La versión en español que se editará ahora de este juicio lleva un prólogo del juez, miembro de la Corte Suprema de la Nación Argentina, doctor Eugenio Raúl Zaffaroni. Desarrolla ahí un concepto que hará historia. Con una profundidad y una amplitud de mira humanista dice, por ejemplo: “La impunidad de Taleat Pachá frente a la magnitud tan formidable de la injusticia cometida contra el pueblo armenio hacía que el Derecho penal perdiese la fuerza ética necesaria para sancionar al que le diese muerte. La impunidad de la masacre condenaba a Taleat y determinaba la absolución de Tehlirian. Taleat había dejado de ser considerado persona. La impunidad del genocida lo deja en condición de no persona, pues le retira la cobertura jurídica. Quien lo ejecuta no puede ser condenado, aunque nadie lo confiese y aunque se fuercen los argumentos y argucias jurídicos para no condenarlo. Se lo declarará inimputable, se acudirá a la ficción del acto de guerra o se buscará algún pretexto de forma procesal, pero un tribunal imparcial no lo puede condenar”.

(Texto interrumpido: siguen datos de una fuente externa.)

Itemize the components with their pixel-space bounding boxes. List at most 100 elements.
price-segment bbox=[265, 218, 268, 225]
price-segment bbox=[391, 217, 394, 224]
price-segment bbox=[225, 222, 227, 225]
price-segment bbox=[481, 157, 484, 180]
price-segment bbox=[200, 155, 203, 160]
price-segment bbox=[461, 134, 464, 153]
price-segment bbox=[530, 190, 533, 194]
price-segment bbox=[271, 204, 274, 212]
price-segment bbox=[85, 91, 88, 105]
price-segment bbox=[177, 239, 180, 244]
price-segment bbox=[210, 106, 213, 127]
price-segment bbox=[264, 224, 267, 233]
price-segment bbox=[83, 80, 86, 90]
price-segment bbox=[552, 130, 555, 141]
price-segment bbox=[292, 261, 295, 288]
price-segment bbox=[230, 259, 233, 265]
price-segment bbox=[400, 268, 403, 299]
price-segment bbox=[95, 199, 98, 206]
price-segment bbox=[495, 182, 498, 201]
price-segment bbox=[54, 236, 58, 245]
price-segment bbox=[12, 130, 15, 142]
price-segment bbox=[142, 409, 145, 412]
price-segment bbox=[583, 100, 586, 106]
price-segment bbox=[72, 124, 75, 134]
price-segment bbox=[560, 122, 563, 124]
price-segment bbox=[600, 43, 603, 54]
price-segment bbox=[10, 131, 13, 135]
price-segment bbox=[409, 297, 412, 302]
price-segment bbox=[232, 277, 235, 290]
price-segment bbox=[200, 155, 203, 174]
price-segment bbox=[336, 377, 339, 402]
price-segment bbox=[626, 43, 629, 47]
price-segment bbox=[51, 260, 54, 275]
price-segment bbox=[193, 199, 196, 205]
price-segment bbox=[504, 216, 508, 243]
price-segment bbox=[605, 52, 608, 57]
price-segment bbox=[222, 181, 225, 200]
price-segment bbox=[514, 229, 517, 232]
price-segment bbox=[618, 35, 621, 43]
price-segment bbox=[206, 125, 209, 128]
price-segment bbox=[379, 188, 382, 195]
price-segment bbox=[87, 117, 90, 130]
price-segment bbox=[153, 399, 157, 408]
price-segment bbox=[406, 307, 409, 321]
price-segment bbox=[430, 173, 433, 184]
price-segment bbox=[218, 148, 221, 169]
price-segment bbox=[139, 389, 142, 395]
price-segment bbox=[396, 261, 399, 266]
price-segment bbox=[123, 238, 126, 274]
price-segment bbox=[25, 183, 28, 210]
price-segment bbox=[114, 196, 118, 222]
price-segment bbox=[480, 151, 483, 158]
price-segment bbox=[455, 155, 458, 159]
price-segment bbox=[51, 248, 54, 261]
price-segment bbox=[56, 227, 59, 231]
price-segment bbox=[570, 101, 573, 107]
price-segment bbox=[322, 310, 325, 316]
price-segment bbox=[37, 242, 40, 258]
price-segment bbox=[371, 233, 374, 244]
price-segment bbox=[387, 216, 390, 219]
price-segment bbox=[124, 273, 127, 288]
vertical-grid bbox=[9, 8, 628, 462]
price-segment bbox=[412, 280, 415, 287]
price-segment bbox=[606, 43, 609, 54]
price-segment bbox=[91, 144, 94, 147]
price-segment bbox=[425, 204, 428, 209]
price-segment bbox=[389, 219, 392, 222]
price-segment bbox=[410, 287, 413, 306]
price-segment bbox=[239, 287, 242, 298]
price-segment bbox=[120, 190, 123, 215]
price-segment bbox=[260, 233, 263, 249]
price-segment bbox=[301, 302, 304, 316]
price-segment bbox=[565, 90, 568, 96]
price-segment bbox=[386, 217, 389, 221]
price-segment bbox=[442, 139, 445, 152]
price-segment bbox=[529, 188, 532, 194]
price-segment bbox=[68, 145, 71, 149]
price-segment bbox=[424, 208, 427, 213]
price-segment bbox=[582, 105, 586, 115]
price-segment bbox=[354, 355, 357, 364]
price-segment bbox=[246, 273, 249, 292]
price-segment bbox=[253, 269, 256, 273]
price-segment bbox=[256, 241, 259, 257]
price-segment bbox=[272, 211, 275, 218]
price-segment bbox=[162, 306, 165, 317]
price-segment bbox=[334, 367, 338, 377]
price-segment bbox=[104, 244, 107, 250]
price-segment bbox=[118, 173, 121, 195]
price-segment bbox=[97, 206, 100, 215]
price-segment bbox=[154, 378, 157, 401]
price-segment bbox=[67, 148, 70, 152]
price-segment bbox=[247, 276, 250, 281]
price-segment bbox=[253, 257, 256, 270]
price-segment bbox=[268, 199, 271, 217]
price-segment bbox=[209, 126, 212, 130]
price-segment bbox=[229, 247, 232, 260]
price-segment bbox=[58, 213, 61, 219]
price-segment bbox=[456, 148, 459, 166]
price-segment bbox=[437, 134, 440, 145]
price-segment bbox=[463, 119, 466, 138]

Palabras sabias que hablan, por sobre todo, a favor de la vida, ya que pone en aviso a todo poderoso que se precia de su poder, tomando a la muerte como método. Y con eso correrá el peligro de buscar él mismo su muerte.

El otro caso es el del alemán Georg Elser, el humilde obrero que atentó contra Hitler en 1939. Es increíble la minuciosidad que empleó pese al peligro de ser descubierto en cualquier momento. Sabiendo que Hitler iba a presidir un acto en la célebre cervecería de Munich, con todo su escuadra mayor, Elser preparó una bomba que colocó en el interior de una columna del salón, justo al lado del podio donde iba a estar el dictador. Días y noches pasó Elser en ese lugar, haciendo el boquete. Lo tuvo listo justo la noche anterior al acto y preparó la bomba para que estallara justo en el momento en que estaba anunciado el acto donde iba a hablar el dictador, el 8 de noviembre de 1939. Pero el atentado fracasó. Hitler adelantó el acto por un problema de traslado a Berlín y se fue 13 minutos, justo 13, antes de que explotara la bomba que destruyó todo el ámbito donde había hablado Hitler. Si se hubiese quedado, la historia del mundo habría cambiado completamente. Muerto Hitler, el motor del nazismo, nadie lo hubiera podido reemplazar en su papel de dictador supremo. Se hubieran salvado así millones de personas. El obrero Georg Elser pagó caro su propósito de matar al tirano. Fue detenido en la frontera con Suiza, estuvo preso en el campo de concentración de Dachau hasta que fue ejecutado por las SS el 9 de abril de 1945.

Pero en la historia finalmente triunfa la ética; puede tardar mucho a veces, pero siempre sabe extraer los verdaderos valores, principalmente los de aquellos que dieron su vida por detener la violencia de los que mandan. Hoy, Elser tiene cinco monumentos en Alemania: en Berlín, en Heidenheim, en Freiburg y en Konstanz. En Munich existe la Georg Elser–Platz, con un monumento en el cual se prende todos los días una luz a las 21.20, hora en que explotó la bomba que depositó él contra el genocida. Se han escrito sobre él ya once biografías y dos novelas y se han rodado cinco films donde se lo consagra como héroe del pueblo.

Matar al tirano. No como regla ni como costumbre. Sólo como llamado de atención a los del poder omnímodo: ninguna violencia de arriba es gratuita. Siempre se va a volver contra el que la inició. Tampoco la venganza es una solución, pero es algo incontenible, humano. Una reacción de los generosos que dan su vida para acabar con los crímenes de los que ejercen el poder. Algo para aprender.